Думитру вздрагивал и щурился, не рискуя убрать его руку.
О каком-либо взаимном удовольствии Алмас и близко не заботился! Ему нравилось собственное постепенно угасающее возбуждение. Он и эти минуты хотел выцедить до конца, упиваясь беззащитностью, покорностью, властью.
***
Приходя в себя, поневоле обнимая жёсткие плечи бандита, Думитру вспомнил сон…
Когда спешно бежал от междоусобицы Йоганн, его друг детства, одиночество и беспокойство потянули сквозняком. Думитру приснилось будто бы его друг передумал, остался, и он довольный этим фактом идёт к Йоганну в гости. Но вдруг почему-то не идёт, а плывёт. То плывёт, то шагает в воде. Илистое дно уходит вниз, и Думитру чувствует, как его обхватывают под коленом слабые руки. Они не топят, а держатся. Думитру наклоняется и вытаскивает из воды русаличьего ребёнка, маленького мальчика с рыбьим хвостом. Жутко физиологичный сон: ясные глаза детёныша, между пальчиков и на шее полусгнившие водоросли, едва тёплое тельце. Рыбой отдаёт, панически хлопает широкий плавник, на скользкой чешуе тинистые разводы. В необъяснимом порыве Думитру прижимает этого ребёнка груди, как как никого и никогда. Старик обожал племянников, задаривал двоюродных внуков, играл с ними в настольные игры, но не нянчился. А это скользкое, грязное, замёрзшее существо он под рёбра спрятал бы, на сердце бы согрел. Между тем, русаличий ребёнок прокусил ему плечо, сопит и держится зубами. Боится, что его отшвырнут. Думитру плакать хочется от этого. Поцеловав в макушку, обняв кусачую голову, он отправляется дальше по мелководью, ужасно боясь, что вдруг дитя не может дышать одним только воздухом, что ему станет жарко на солнце, что Йоганн не поймёт, обидит русаличьего мальчика. Возможно, не стоит показывать его Йоганну? Ничего дороже этого ребёнка Думитру не держал в руках, это был какой-то спазм, пароксизм нежности и ужаса.
***
В извилинах, где архивируют прошлое и планируют будущее, с Алмасом его прошлое и будущее даже в виде снов не разговаривало. Там проигрывался зацикленный тревожный саундтрек из боевичка. Однообразный и навязчивый. Когда к музыке добавлялся речитатив, становилось только хуже. По-отдельности все слова понятны, а вместе безумны. Невозможно дослушать фразу до конца. Как во сне. Вокруг хаос и враги. Надо бежать и драться, разговаривать не время. Куда бежать, непонятно… В очередной секс.
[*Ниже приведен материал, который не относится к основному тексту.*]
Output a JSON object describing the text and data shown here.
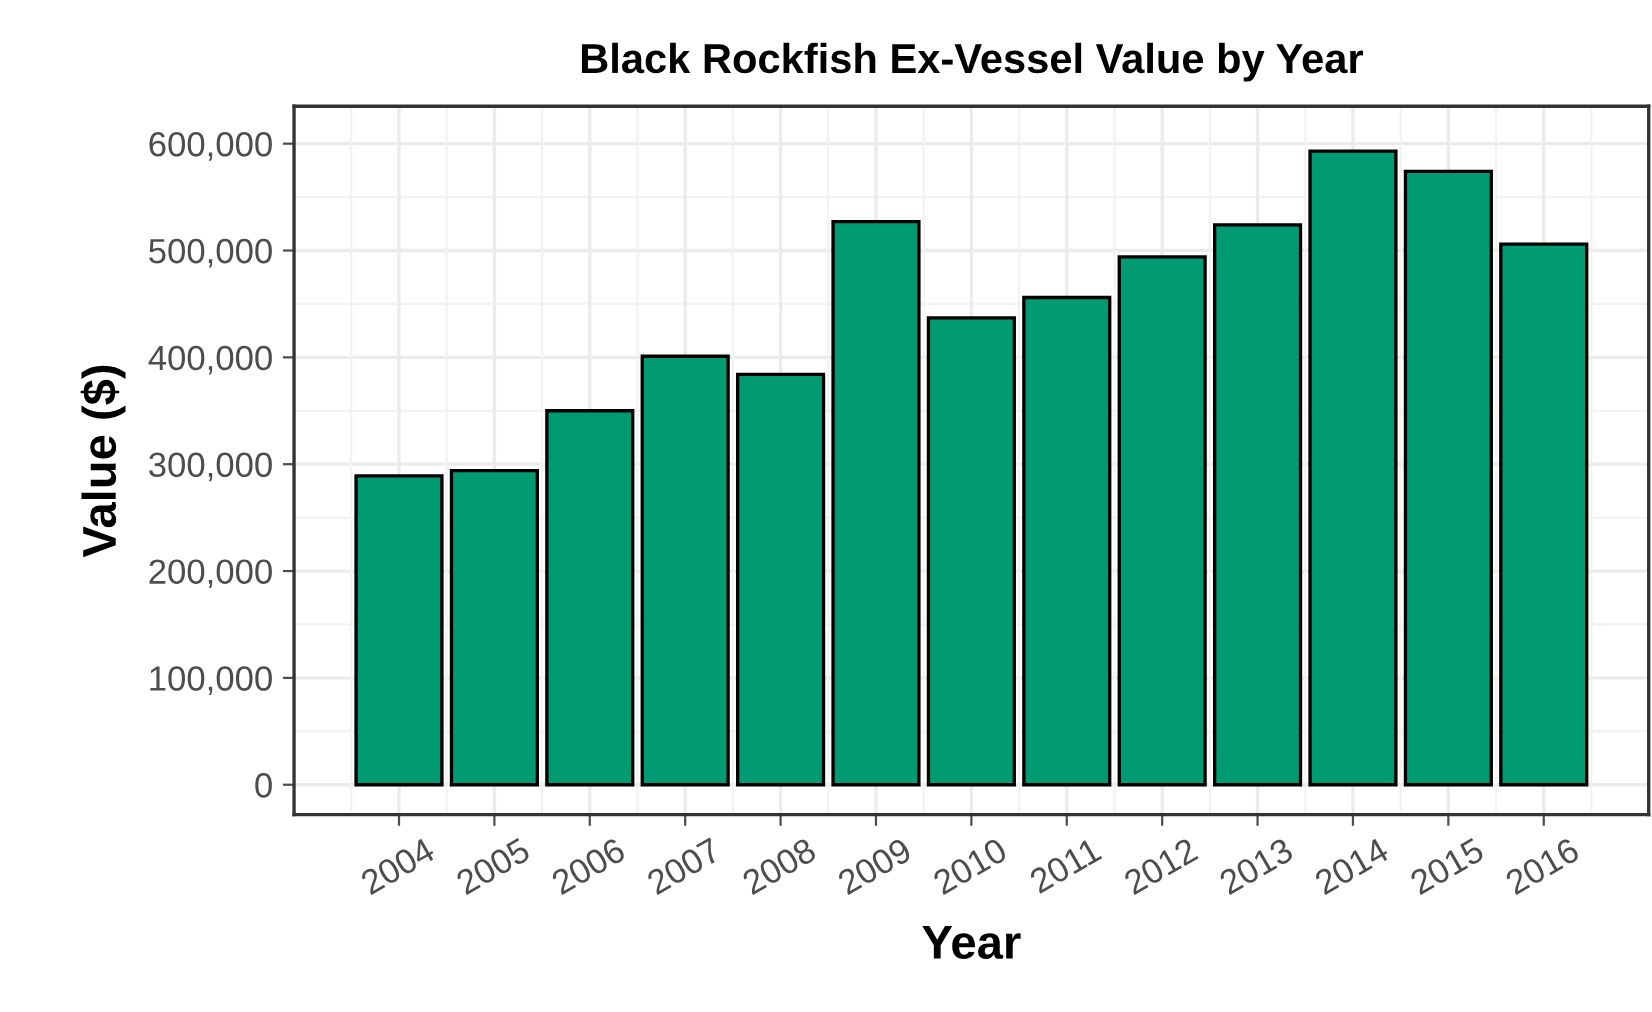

Шепча Думитру в лицо, Алмас мог сколько угодно называть себя ублюдком и извращенцем, но как раз в минуты истязаний его внутренний мир обретал нормальность: ясная цель, последовательные действия, яркий финал. В промежутках отдыха он распадался на куски: к чему это всё? Куда и как дальше жить? Главная досада: почему я, – такой Алмас, такой сорок-баро, – не способен на простейшую вещь, которую без труда делают школьницы, взявшись за руки и шагнув с десятого этажа? Заваливший экзамен ботан и тот дал бы мастер-класс, как привязать верёвку к турнику и поджать ноги. Все могут, но только не Алмас!
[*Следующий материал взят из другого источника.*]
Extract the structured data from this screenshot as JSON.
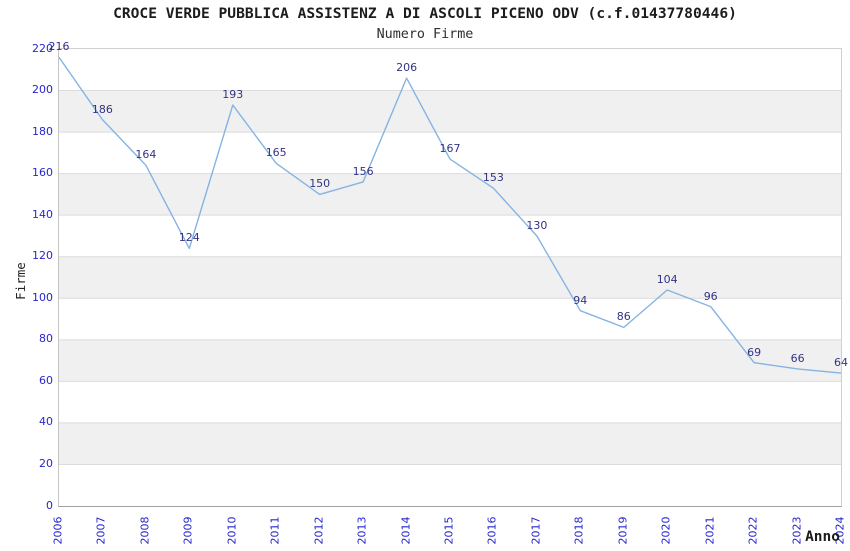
{
  "page": {
    "background": "#ffffff"
  },
  "chart_data": {
    "type": "line",
    "title": "CROCE VERDE PUBBLICA ASSISTENZ A DI ASCOLI PICENO ODV (c.f.01437780446)",
    "subtitle": "Numero Firme",
    "xlabel": "Anno",
    "ylabel": "Firme",
    "categories": [
      "2006",
      "2007",
      "2008",
      "2009",
      "2010",
      "2011",
      "2012",
      "2013",
      "2014",
      "2015",
      "2016",
      "2017",
      "2018",
      "2019",
      "2020",
      "2021",
      "2022",
      "2023",
      "2024"
    ],
    "values": [
      216,
      186,
      164,
      124,
      193,
      165,
      150,
      156,
      206,
      167,
      153,
      130,
      94,
      86,
      104,
      96,
      69,
      66,
      64
    ],
    "ylim": [
      0,
      220
    ],
    "ytick_step": 20,
    "yticks": [
      0,
      20,
      40,
      60,
      80,
      100,
      120,
      140,
      160,
      180,
      200,
      220
    ],
    "grid": "horizontal gridlines with alternating shaded bands",
    "bands": [
      [
        20,
        40
      ],
      [
        60,
        80
      ],
      [
        100,
        120
      ],
      [
        140,
        160
      ],
      [
        180,
        200
      ]
    ],
    "legend_position": "none",
    "show_value_labels": true,
    "colors": {
      "line": "#85b3e3",
      "tick_labels": "#2626cf",
      "value_labels": "#333385",
      "band_fill": "#f0f0f0",
      "gridline": "#dcdcdc",
      "plot_border": "#cfcfcf",
      "axis_bottom": "#a0a0a0",
      "title_text": "#1c1c1c"
    }
  }
}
А секс что? Секс прекрасен, мучительство согревает, как печка. Заискивающие глаза в морщинках, надежда в голосе, серебряная щетина старика, дрожащие губы, возможность обхватить его поперёк и впитывать тремор ожидания боли, напитывать им горячий фонарь в паху. Не дружок живёт у Алмаса в штанах, а свербящий диктатор. Но выполнять его приказы, всё-таки лучше, чем жить самому по себе, метаться без смысла и цели. Всё на свете, даже член Алмаса, бугристый от вживлённых шариков, лучше него и добрей.
***
Старик терпел его до определённых пределов. Непереносимо жить под спудом рандомной угрозы безо всякого просвета впереди.
Ужинали под навесом возле кухни.
Любимейшее место в усадьбе. Плетёная мебель: круглый стол, два кресла. Облупившаяся голубая краска на стене дома. Густая тень по ней, вытягиваясь, медленно уходила на восток, ещё мерцая солнечными пятнами. Из окна пахло выпечкой, луковой поджаркой и ванилью. Куры деловито рыли землю под маргаритками, шныряли под ногами, ждали, не упадёт ли чего. Пёстрая с хохолком несушка который раз нагло взлетела на стол. Курлыканье из голубятни смешивалось с квохтаньем. Породистый мохноногий голубь вышагивал среди куриц.
Лоток с рагу опустел, хлебная корзинка тоже. Свободное место в желудке закончилось.
Жарко снаружи и плотно изнутри. Алмас закрыл глаза, приоткрыл один. Сейчас старик попытается слинять…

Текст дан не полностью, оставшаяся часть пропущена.